Group Company, then the break-down of relations between HPCC and Brent leading to Brent’s repossession of Bridge Park and, for the last 25 years, HPCC being completely uninvolved in its management, all undermine HPCC’s claims to a beneficial interest. Those facts also confirm that the absence of any reference in any of the documentation to Brent holding the Property on trust whether for charitable purposes or HPCC or anyone was deliberate, reflecting the understanding of the parties that Brent did not hold the Property on trust. Instead the Property was held beneficially by Brent for its statutory purposes which are essentially to act in the best interests of the community, as I believe Brent is striving to do with its proposals for Bridge Park.

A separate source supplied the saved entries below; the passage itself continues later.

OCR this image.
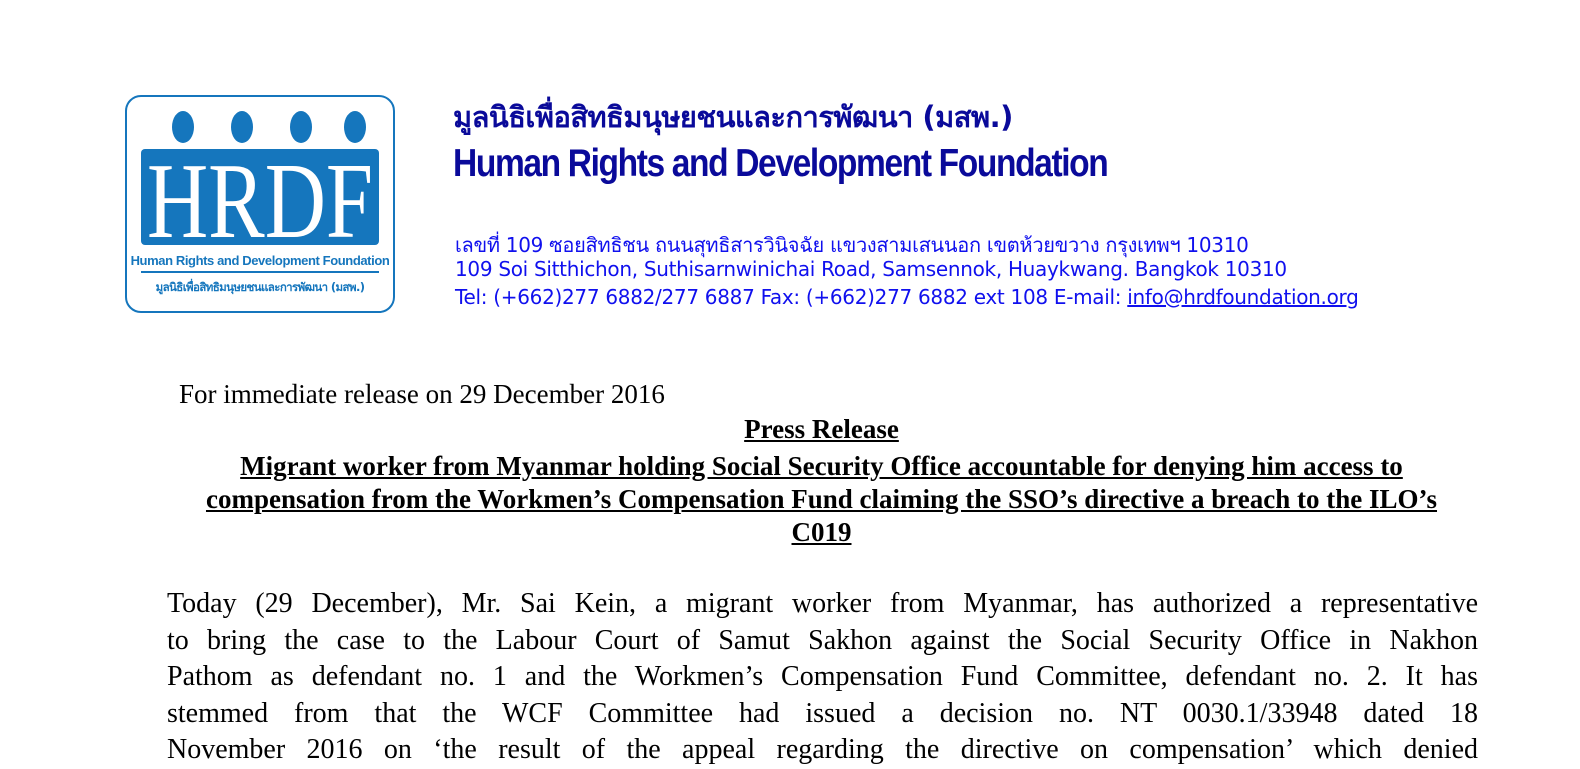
HRDF
Human Rights and Development Foundation
มูลนิธิเพื่อสิทธิมนุษยชนและการพัฒนา (มสพ.)
มูลนิธิเพื่อสิทธิมนุษยชนและการพัฒนา (มสพ.)
Human Rights and Development Foundation
เลขที่ 109 ซอยสิทธิชน ถนนสุทธิสารวินิจฉัย แขวงสามเสนนอก เขตห้วยขวาง กรุงเทพฯ 10310
109 Soi Sitthichon, Suthisarnwinichai Road, Samsennok, Huaykwang. Bangkok 10310
Tel: (+662)277 6882/277 6887 Fax: (+662)277 6882 ext 108 E-mail: info@hrdfoundation.org
For immediate release on 29 December 2016
Press Release
Migrant worker from Myanmar holding Social Security Office accountable for denying him access to compensation from the Workmen’s Compensation Fund claiming the SSO’s directive a breach to the ILO’s C019

Today (29 December), Mr. Sai Kein, a migrant worker from Myanmar, has authorized a representative

to bring the case to the Labour Court of Samut Sakhon against the Social Security Office in Nakhon

Pathom as defendant no. 1 and the Workmen’s Compensation Fund Committee, defendant no. 2. It has

stemmed from that the WCF Committee had issued a decision no. NT 0030.1/33948 dated 18

November 2016 on ‘the result of the appeal regarding the directive on compensation’ which denied
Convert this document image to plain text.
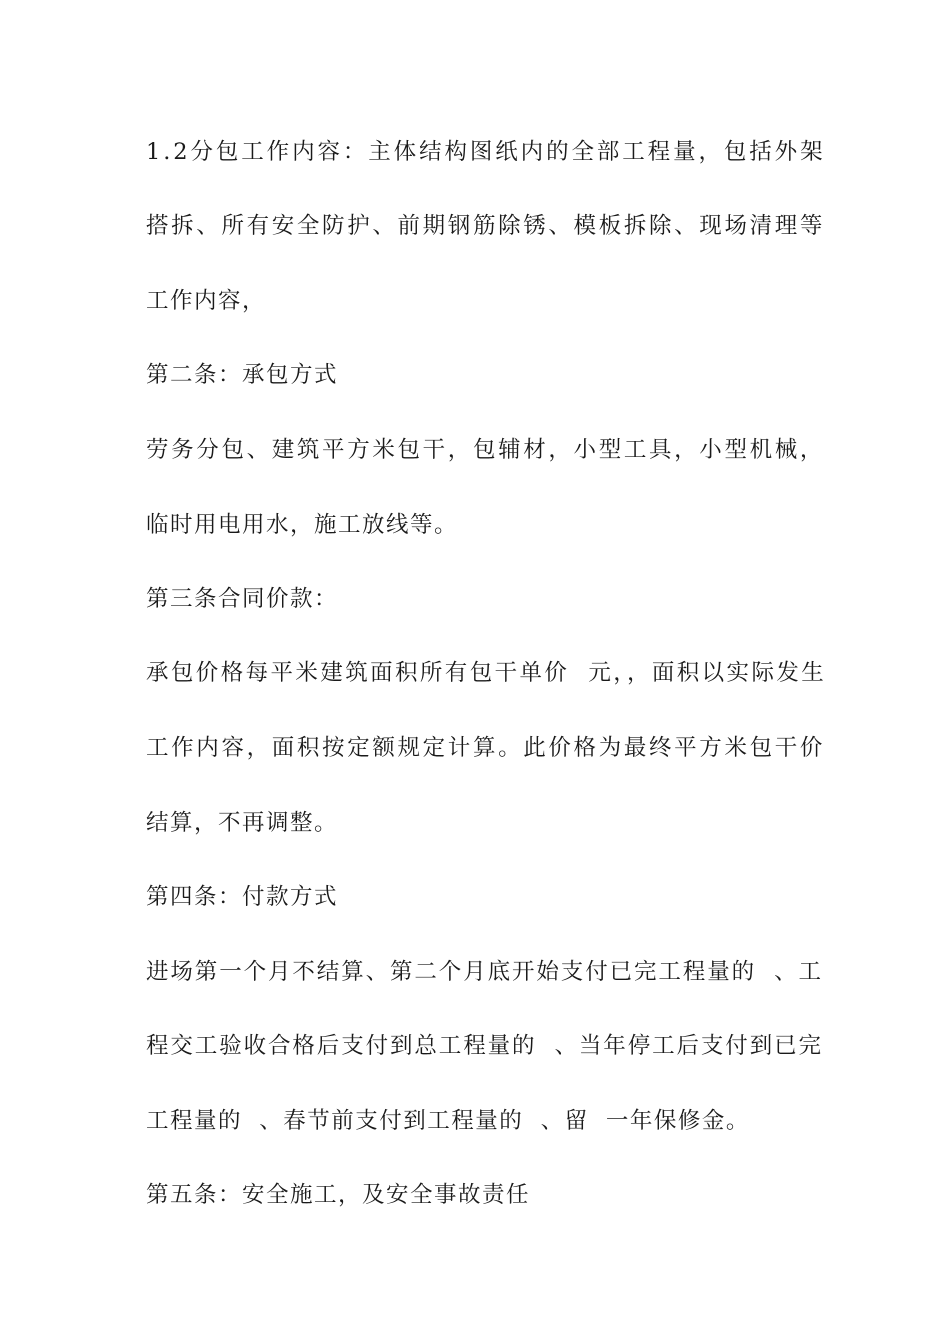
1.2分包工作内容：主体结构图纸内的全部工程量，包括外架
搭拆、所有安全防护、前期钢筋除锈、模板拆除、现场清理等
工作内容，
第二条：承包方式
劳务分包、建筑平方米包干，包辅材，小型工具，小型机械，
临时用电用水，施工放线等。
第三条合同价款：
承包价格每平米建筑面积所有包干单价  元，，面积以实际发生
工作内容，面积按定额规定计算。此价格为最终平方米包干价
结算，不再调整。
第四条：付款方式
进场第一个月不结算、第二个月底开始支付已完工程量的  、工
程交工验收合格后支付到总工程量的  、当年停工后支付到已完
工程量的  、春节前支付到工程量的  、留  一年保修金。
第五条：安全施工，及安全事故责任
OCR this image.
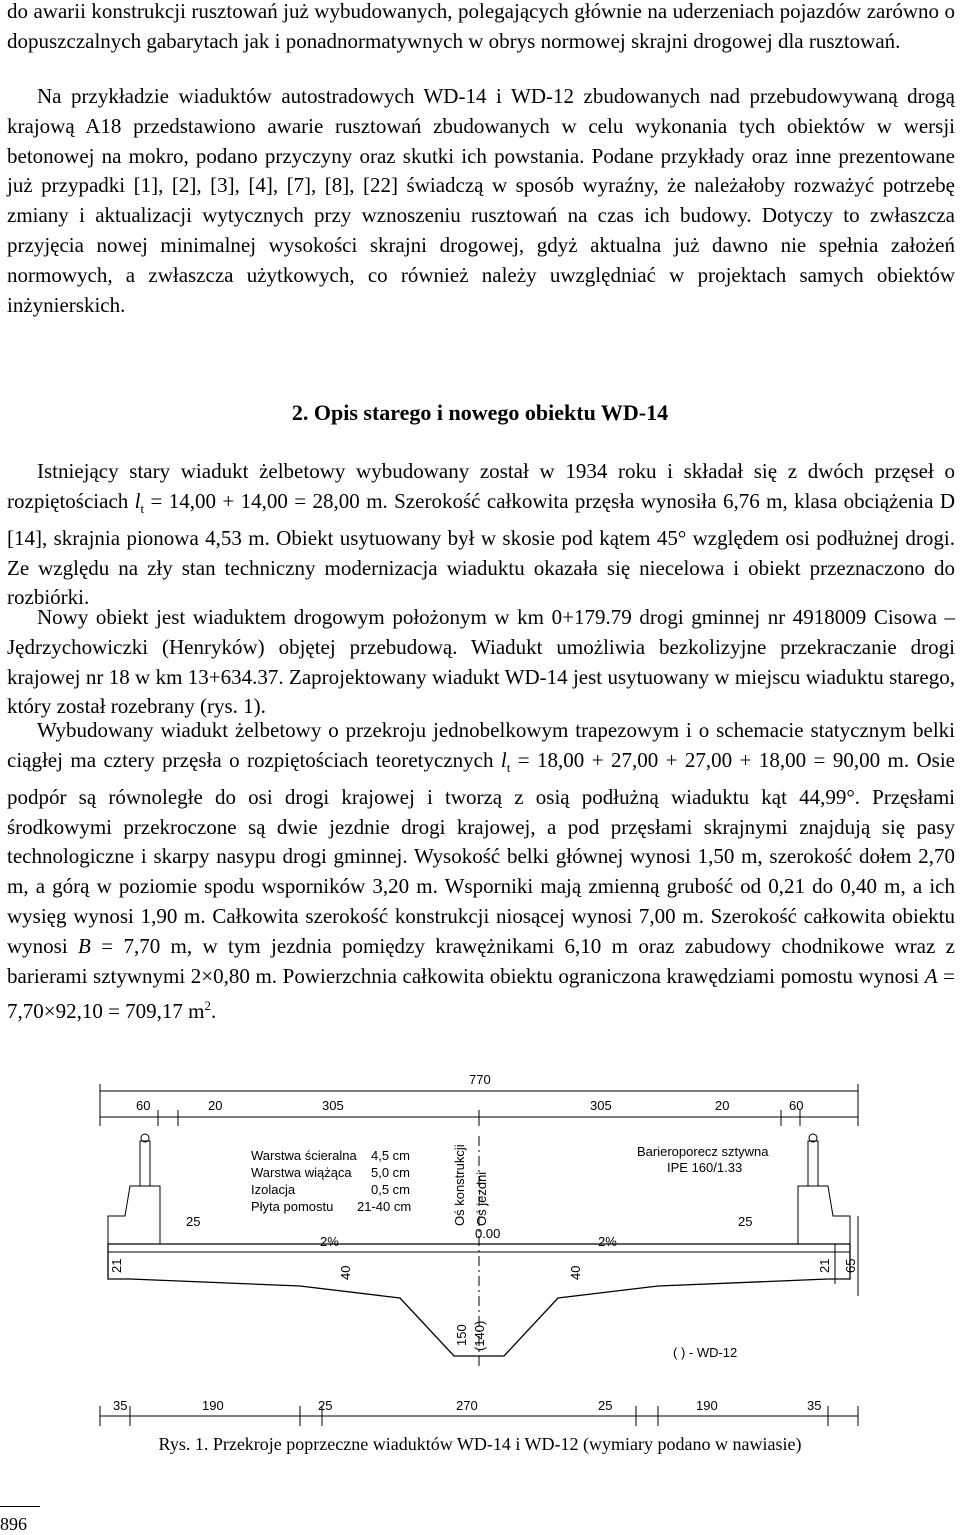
do awarii konstrukcji rusztowań już wybudowanych, polegających głównie na uderzeniach pojazdów zarówno o dopuszczalnych gabarytach jak i ponadnormatywnych w obrys normowej skrajni drogowej dla rusztowań.

Na przykładzie wiaduktów autostradowych WD-14 i WD-12 zbudowanych nad przebudowywaną drogą krajową A18 przedstawiono awarie rusztowań zbudowanych w celu wykonania tych obiektów w wersji betonowej na mokro, podano przyczyny oraz skutki ich powstania. Podane przykłady oraz inne prezentowane już przypadki [1], [2], [3], [4], [7], [8], [22] świadczą w sposób wyraźny, że należałoby rozważyć potrzebę zmiany i aktualizacji wytycznych przy wznoszeniu rusztowań na czas ich budowy. Dotyczy to zwłaszcza przyjęcia nowej minimalnej wysokości skrajni drogowej, gdyż aktualna już dawno nie spełnia założeń normowych, a zwłaszcza użytkowych, co również należy uwzględniać w projektach samych obiektów inżynierskich.

2. Opis starego i nowego obiektu WD-14

Istniejący stary wiadukt żelbetowy wybudowany został w 1934 roku i składał się z dwóch przęseł o rozpiętościach $l_t = 14,00 + 14,00 = 28,00$ m. Szerokość całkowita przęsła wynosiła 6,76 m, klasa obciążenia D [14], skrajnia pionowa 4,53 m. Obiekt usytuowany był w skosie pod kątem 45° względem osi podłużnej drogi. Ze względu na zły stan techniczny modernizacja wiaduktu okazała się niecelowa i obiekt przeznaczono do rozbiórki.

Nowy obiekt jest wiaduktem drogowym położonym w km 0+179.79 drogi gminnej nr 4918009 Cisowa – Jędrzychowiczki (Henryków) objętej przebudową. Wiadukt umożliwia bezkolizyjne przekraczanie drogi krajowej nr 18 w km 13+634.37. Zaprojektowany wiadukt WD-14 jest usytuowany w miejscu wiaduktu starego, który został rozebrany (rys. 1).

Wybudowany wiadukt żelbetowy o przekroju jednobelkowym trapezowym i o schemacie statycznym belki ciągłej ma cztery przęsła o rozpiętościach teoretycznych $l_t = 18,00 + 27,00 + 27,00 + 18,00 = 90,00$ m. Osie podpór są równoległe do osi drogi krajowej i tworzą z osią podłużną wiaduktu kąt 44,99°. Przęsłami środkowymi przekroczone są dwie jezdnie drogi krajowej, a pod przęsłami skrajnymi znajdują się pasy technologiczne i skarpy nasypu drogi gminnej. Wysokość belki głównej wynosi 1,50 m, szerokość dołem 2,70 m, a górą w poziomie spodu wsporników 3,20 m. Wsporniki mają zmienną grubość od 0,21 do 0,40 m, a ich wysięg wynosi 1,90 m. Całkowita szerokość konstrukcji niosącej wynosi 7,00 m. Szerokość całkowita obiektu wynosi B = 7,70 m, w tym jezdnia pomiędzy krawężnikami 6,10 m oraz zabudowy chodnikowe wraz z barierami sztywnymi 2×0,80 m. Powierzchnia całkowita obiektu ograniczona krawędziami pomostu wynosi A = 7,70×92,10 = 709,17 $m^2$.

770
60	20	305	305	20	60
Warstwa ścieralna 4,5 cm
Warstwa wiążąca 5,0 cm
Izolacja	0,5 cm
Płyta pomostu 21-40 cm	Oś konstrukcji Oś jezdni
0.00
Barieroporecz sztywna
IPE 160/1.33
2%	2%
25	25
21	40	40	21 65
150 (140)
( ) - WD-12
35	190	25	270	25	190	35

Rys. 1. Przekroje poprzeczne wiaduktów WD-14 i WD-12 (wymiary podano w nawiasie)

896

Mr Gutch, the Defendants’ witness, admitted that “at the end of the day, the asset was Brent’s” even if it was acquired so as to be run by the community and even if the community aspired at some stage to own it.

310.

It is obvious that something needs to be done to Bridge Park. Brent cannot just allow it to languish and be of diminishing use to the community. Brent has to respond to the current needs of the community but says it can only provide a newly enhanced leisure and community facility if it sells off part of the Property. It is not right, in my view, for Mr Johnson and HPCC to claim a veto on anything that Brent may wish to do with the Property based on an inaccurate recollection of what was said at the time of the acquisition. All of Brent’s witnesses paid glowing tributes to Mr Johnson and the tremendous achievements of HPCC. I do too. But now that the legal issues have been resolved in my judgment, I would again urge the parties to move on and seek to achieve, by mutual co-operation and agreement, the best outcome for Bridge Park and the local community.

311.

If there are costs and/or other consequential matters that cannot be agreed between the parties, then a further hearing can be arranged through the usual channels.

312.

It only remains for me to thank all those involved on both sides for successfully getting the case ready in the short amount of time they had and for assisting the court in managing this trial in the difficult circumstances of the Covid-19 pandemic.